Le dossier d’insertion sociale peut être tenu sous forme électronique et être réparti en plusieurs sous-parties qui sont accessibles aux services du centre pénitentiaire et de l’Administration pénitentiaire, conformément à l’article 124, paragraphe 2.

Art. 128.

Les informations contenues dans les dossiers prévus aux articles 126 et 127 suivent le détenu sur l’intégralité de son parcours pénitentiaire en cas de transfèrement d’un centre pénitentiaire à un autre.

Art. 129.

(1)

À la libération du détenu, les dossiers prévus aux articles 126 et 127 sont classés dans les archives du greffe pour y être conservés pour une durée maximale de quinze ans.

(2)

En cas de nouvelle détention intervenant dans le délai visé au paragraphe 1er, les dossiers sont réouverts. En l’absence d’une nouvelle détention dans ce délai, les données sont versées aux Archives nationales de Luxembourg ou détruites conformément aux dispositions du tableau de tri.
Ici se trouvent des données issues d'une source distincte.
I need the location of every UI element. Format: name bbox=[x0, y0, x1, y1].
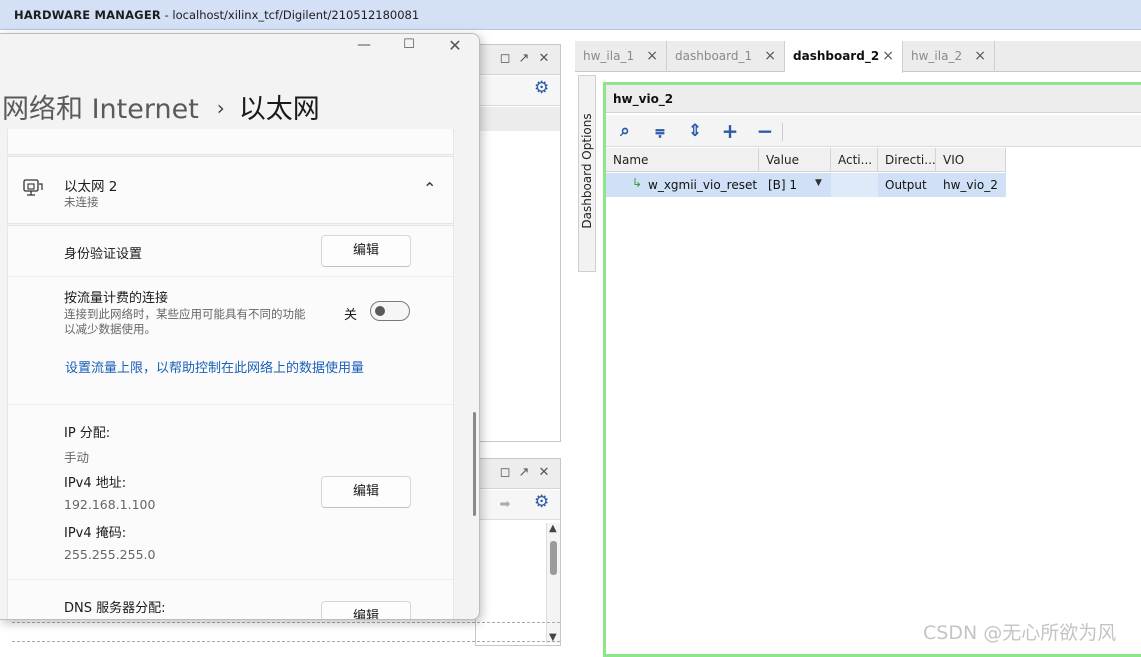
probe-direction: Output bbox=[885, 178, 927, 192]
ethernet-icon bbox=[22, 177, 44, 199]
arrow-right-icon[interactable]: ➡ bbox=[498, 498, 512, 512]
add-icon[interactable]: + bbox=[720, 121, 740, 141]
auth-edit-button[interactable]: 编辑 bbox=[321, 235, 411, 267]
dashboard-options-toggle[interactable]: Dashboard Options bbox=[578, 75, 596, 272]
toolbar-separator bbox=[782, 123, 783, 141]
bottom-dashed-strip bbox=[12, 622, 560, 642]
ipv4-address-label: IPv4 地址: bbox=[64, 476, 127, 491]
connection-path: - localhost/xilinx_tcf/Digilent/21051218… bbox=[160, 8, 420, 22]
divider bbox=[8, 276, 453, 277]
float-icon[interactable]: ↗ bbox=[517, 466, 531, 480]
restore-icon[interactable]: ◻ bbox=[498, 466, 512, 480]
column-header-value[interactable]: Value bbox=[759, 148, 831, 172]
chevron-up-icon[interactable]: ⌃ bbox=[423, 179, 436, 198]
adapter-name: 以太网 2 bbox=[64, 179, 118, 195]
maximize-icon[interactable]: ☐ bbox=[399, 37, 419, 52]
panel-header: ◻ ↗ ✕ bbox=[476, 459, 560, 489]
value-dropdown-icon[interactable]: ▼ bbox=[815, 178, 822, 188]
ipv4-mask-label: IPv4 掩码: bbox=[64, 526, 127, 541]
column-header-activity[interactable]: Acti... bbox=[831, 148, 878, 172]
ip-edit-button[interactable]: 编辑 bbox=[321, 476, 411, 508]
close-icon[interactable]: × bbox=[974, 41, 986, 72]
minimize-icon[interactable]: — bbox=[354, 37, 374, 53]
close-icon[interactable]: ✕ bbox=[445, 36, 465, 55]
toggle-knob bbox=[375, 306, 385, 316]
remove-icon[interactable]: − bbox=[755, 121, 775, 141]
metered-description-line2: 以减少数据使用。 bbox=[64, 322, 156, 336]
page-title: 以太网 bbox=[238, 94, 320, 125]
tab-label: dashboard_2 bbox=[793, 49, 880, 63]
expand-all-icon[interactable]: ⇕ bbox=[685, 121, 705, 141]
probe-vio: hw_vio_2 bbox=[943, 178, 998, 192]
scroll-up-icon[interactable]: ▲ bbox=[549, 523, 557, 534]
close-icon[interactable]: ✕ bbox=[537, 52, 551, 66]
app-title: HARDWARE MANAGER bbox=[14, 8, 161, 22]
column-header-vio[interactable]: VIO bbox=[936, 148, 1006, 172]
settings-scrollbar[interactable] bbox=[473, 412, 476, 516]
metered-connection-toggle[interactable] bbox=[370, 301, 410, 321]
column-header-direction[interactable]: Directi... bbox=[878, 148, 936, 172]
vio-panel-title: hw_vio_2 bbox=[606, 85, 1141, 113]
column-header-name[interactable]: Name bbox=[606, 148, 759, 172]
probe-activity bbox=[831, 173, 878, 197]
left-upper-panel: ◻ ↗ ✕ ⚙ bbox=[475, 44, 561, 442]
adapter-details-card: 身份验证设置 编辑 按流量计费的连接 连接到此网络时，某些应用可能具有不同的功能… bbox=[7, 225, 454, 619]
tab-label: dashboard_1 bbox=[675, 49, 753, 63]
search-icon[interactable]: ⌕ bbox=[615, 121, 635, 141]
dashboard-tab-bar: hw_ila_1 × dashboard_1 × dashboard_2 × hw_i… bbox=[575, 41, 1141, 73]
vio-toolbar: ⌕ ⩦ ⇕ + − bbox=[606, 115, 1141, 147]
tab-hw-ila-1[interactable]: hw_ila_1 × bbox=[575, 41, 667, 72]
divider bbox=[8, 404, 453, 405]
dns-assignment-label: DNS 服务器分配: bbox=[64, 601, 166, 616]
gear-icon[interactable]: ⚙ bbox=[534, 80, 549, 97]
close-icon[interactable]: × bbox=[882, 41, 894, 72]
metered-description-line1: 连接到此网络时，某些应用可能具有不同的功能 bbox=[64, 307, 306, 321]
dns-edit-button[interactable]: 编辑 bbox=[321, 601, 411, 619]
vio-dashboard-frame: hw_vio_2 ⌕ ⩦ ⇕ + − Name Value Acti... Di… bbox=[603, 82, 1141, 657]
tab-label: hw_ila_2 bbox=[911, 49, 963, 63]
watermark: CSDN @无心所欲为风 bbox=[923, 622, 1117, 644]
settings-window: — ☐ ✕ 网络和 Internet › 以太网 以太网 2 未连接 ⌃ 身份验证设… bbox=[0, 33, 480, 620]
metered-connection-label: 按流量计费的连接 bbox=[64, 291, 169, 306]
ipv4-address-value: 192.168.1.100 bbox=[64, 497, 156, 512]
breadcrumb-separator: › bbox=[216, 96, 225, 120]
adapter-status: 未连接 bbox=[64, 195, 99, 209]
auth-settings-label: 身份验证设置 bbox=[64, 247, 143, 262]
ip-assignment-label: IP 分配: bbox=[64, 426, 111, 441]
breadcrumb: 网络和 Internet › 以太网 bbox=[2, 90, 320, 131]
divider bbox=[8, 579, 453, 580]
dashboard-options-label: Dashboard Options bbox=[580, 113, 594, 229]
tab-hw-ila-2[interactable]: hw_ila_2 × bbox=[903, 41, 995, 72]
probe-value[interactable]: [B] 1 bbox=[761, 173, 811, 197]
window-title-bar: HARDWARE MANAGER - localhost/xilinx_tcf/… bbox=[0, 0, 1141, 30]
gear-icon[interactable]: ⚙ bbox=[534, 494, 549, 511]
float-icon[interactable]: ↗ bbox=[517, 52, 531, 66]
adapter-header-card[interactable]: 以太网 2 未连接 ⌃ bbox=[7, 156, 454, 224]
ipv4-mask-value: 255.255.255.0 bbox=[64, 547, 156, 562]
panel-toolbar: ⚙ bbox=[476, 76, 560, 106]
tab-dashboard-2[interactable]: dashboard_2 × bbox=[785, 41, 903, 73]
vio-table-header: Name Value Acti... Directi... VIO bbox=[606, 148, 1006, 172]
close-icon[interactable]: ✕ bbox=[537, 466, 551, 480]
close-icon[interactable]: × bbox=[764, 41, 776, 72]
restore-icon[interactable]: ◻ bbox=[498, 52, 512, 66]
tab-label: hw_ila_1 bbox=[583, 49, 635, 63]
panel-header: ◻ ↗ ✕ bbox=[476, 45, 560, 75]
probe-name: w_xgmii_vio_reset bbox=[648, 178, 758, 192]
data-limit-link[interactable]: 设置流量上限，以帮助控制在此网络上的数据使用量 bbox=[65, 357, 364, 376]
table-row[interactable]: ↳ w_xgmii_vio_reset [B] 1 ▼ Output hw_vi… bbox=[606, 173, 1006, 197]
scroll-thumb[interactable] bbox=[550, 541, 557, 575]
panel-toolbar: ➡ ⚙ bbox=[476, 490, 560, 520]
ip-assignment-value: 手动 bbox=[64, 450, 90, 465]
close-icon[interactable]: × bbox=[646, 41, 658, 72]
tab-dashboard-1[interactable]: dashboard_1 × bbox=[667, 41, 785, 72]
card-top-stub bbox=[7, 129, 454, 155]
breadcrumb-parent[interactable]: 网络和 Internet bbox=[2, 94, 199, 125]
panel-strip bbox=[476, 107, 560, 131]
toggle-state-label: 关 bbox=[344, 308, 358, 323]
left-lower-panel: ◻ ↗ ✕ ➡ ⚙ ▲ ▼ bbox=[475, 458, 561, 646]
collapse-all-icon[interactable]: ⩦ bbox=[650, 121, 670, 141]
Chapitre 9 Dispositions abrogatoires et finales

Art. 130.

Aux fins de l’exécution du présent règlement grand-ducal, le directeur général de l’Administration pénitentiaire adopte les règlements internes propres à chaque centre pénitentiaire qui sont approuvés par règlement ministériel.

Art. 131.

Sont abrogés :

1.

le règlement grand-ducal modifié du 24 mars 1989 concernant l’administration et le régime interne des établissements pénitentiaires ;

2.

le règlement grand-ducal modifié du 3 septembre 1974 relatif à la composition et au fonctionnement du service de défense sociale dans le cadre des établissements pénitentiaires et des maisons d’éducation.

Art. 132.

La référence au présent règlement se fait sous la forme suivante : « règlement grand-ducal du 9 mars 2026 portant organisation des régimes internes des centres pénitentiaires. »

Art. 133.

Le ministre ayant la Justice dans ses attributions est chargé de l’exécution du présent règlement qui sera publié au Journal officiel du Grand-Duché de Luxembourg.